The letter, addressed to MDOC director Heidi Washington, contends that the ban violates the United States and Michigan state constitutions and the agency’s internal policies that direct it to “provide humane and protective custodial care, [and] rehabilitative opportunities.” Signed by a number of scholars including Cornel West, the letter also notes that incarcerated people do not abdicate their First Amendment rights upon conviction. Colorlines spoke to Fanon’s daughter, an activist and scholar in her own right, about the MDOC ban and her father’s legacy.
What was your reaction to the MDOC ban on “Black Skin, White Masks”?
I was surprised. It is incomprehensible that MDOC has banned a book that is not only educational but restorative.
What do you make of MDOC labeling the book as “advocating racial supremacy” and listing it along with racist texts such as “Mein Kampf” and “The Turner Diaries”?
This type of argument is very often used by those who are afraid that their White privileges will be questioned by those they racialize and exclude. This prohibition [actually] shows how Fanon’s thought [is] liberating, even emancipatory.

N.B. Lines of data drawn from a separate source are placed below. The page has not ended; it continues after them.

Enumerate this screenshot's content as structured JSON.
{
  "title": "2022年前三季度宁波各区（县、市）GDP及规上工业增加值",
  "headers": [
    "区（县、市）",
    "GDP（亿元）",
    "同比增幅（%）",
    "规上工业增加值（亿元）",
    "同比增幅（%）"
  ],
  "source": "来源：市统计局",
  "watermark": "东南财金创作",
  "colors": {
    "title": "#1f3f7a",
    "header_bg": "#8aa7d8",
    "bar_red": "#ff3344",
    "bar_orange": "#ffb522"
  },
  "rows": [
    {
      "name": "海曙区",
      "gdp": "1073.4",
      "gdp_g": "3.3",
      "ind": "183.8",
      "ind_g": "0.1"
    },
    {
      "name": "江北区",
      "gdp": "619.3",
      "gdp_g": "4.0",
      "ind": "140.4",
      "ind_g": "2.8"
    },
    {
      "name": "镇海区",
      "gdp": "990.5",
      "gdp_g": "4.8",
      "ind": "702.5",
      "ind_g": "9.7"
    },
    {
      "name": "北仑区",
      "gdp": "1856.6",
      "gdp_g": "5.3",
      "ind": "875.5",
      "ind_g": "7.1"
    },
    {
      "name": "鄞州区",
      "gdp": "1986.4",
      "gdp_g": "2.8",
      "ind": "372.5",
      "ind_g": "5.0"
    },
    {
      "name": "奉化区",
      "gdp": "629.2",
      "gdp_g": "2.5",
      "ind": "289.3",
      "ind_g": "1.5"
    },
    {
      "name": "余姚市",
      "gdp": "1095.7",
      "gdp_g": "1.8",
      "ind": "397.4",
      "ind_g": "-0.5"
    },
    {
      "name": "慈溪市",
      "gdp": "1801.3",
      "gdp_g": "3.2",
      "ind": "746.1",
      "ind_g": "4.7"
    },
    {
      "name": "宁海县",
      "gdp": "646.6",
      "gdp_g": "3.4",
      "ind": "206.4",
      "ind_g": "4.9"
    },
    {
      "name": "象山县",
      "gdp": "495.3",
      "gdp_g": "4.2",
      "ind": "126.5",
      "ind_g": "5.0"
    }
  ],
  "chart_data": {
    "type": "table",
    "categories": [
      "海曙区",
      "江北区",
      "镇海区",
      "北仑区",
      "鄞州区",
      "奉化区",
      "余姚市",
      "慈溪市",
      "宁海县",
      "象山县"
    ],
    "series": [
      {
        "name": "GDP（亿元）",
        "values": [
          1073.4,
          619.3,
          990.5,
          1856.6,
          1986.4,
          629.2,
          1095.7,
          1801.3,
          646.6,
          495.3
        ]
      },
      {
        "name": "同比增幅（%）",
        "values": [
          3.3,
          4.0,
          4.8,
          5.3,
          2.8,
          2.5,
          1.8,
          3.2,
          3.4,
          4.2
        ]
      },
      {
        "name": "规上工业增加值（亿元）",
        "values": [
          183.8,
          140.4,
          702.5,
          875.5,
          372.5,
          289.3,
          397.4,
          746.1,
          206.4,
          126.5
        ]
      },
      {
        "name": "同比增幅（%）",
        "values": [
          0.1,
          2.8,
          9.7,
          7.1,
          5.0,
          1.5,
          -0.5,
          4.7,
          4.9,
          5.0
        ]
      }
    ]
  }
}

How did you come to partner with Howard law and ACLU of Michigan?
I brought the idea to Justin Hansford [at Howard] about two years ago, after I read in this [Muckrock] article about how the book was banned in Michigan. Justin then contacted Michael Steinberg at the ACLU and asked if he wanted to join in. We began working on it in 2018. Three semesters of Howard law students drafted the letter, under the supervision of Michael and clinical professors.
Have you ever heard from incarcerated or formerly incarcerated people about the influence of your father’s work?
Yes, and in different parts of the world: Palestine, U.S.A., Mexico, Chile, France, Algeria. All were incarcerated or formally incarcerated people [telling] me the reading of “Black Skin, White Masks” brought them strength.
What do you want readers to know about the legacy of your father’s work and its relevance today?
My father was a thinker and man of action. Fanon is surprisingly topical in his political, psychological and social analysis. [It] goes beyond the context in which it was developed. Neither an apology for violence nor a call to revenge, Fanon’s thought is that, This is the exaltation of the freedom and universality of the struggles for justice. One must question the colonial [nature] of the power that banned this book. We must work on its deconstruction and decolonization.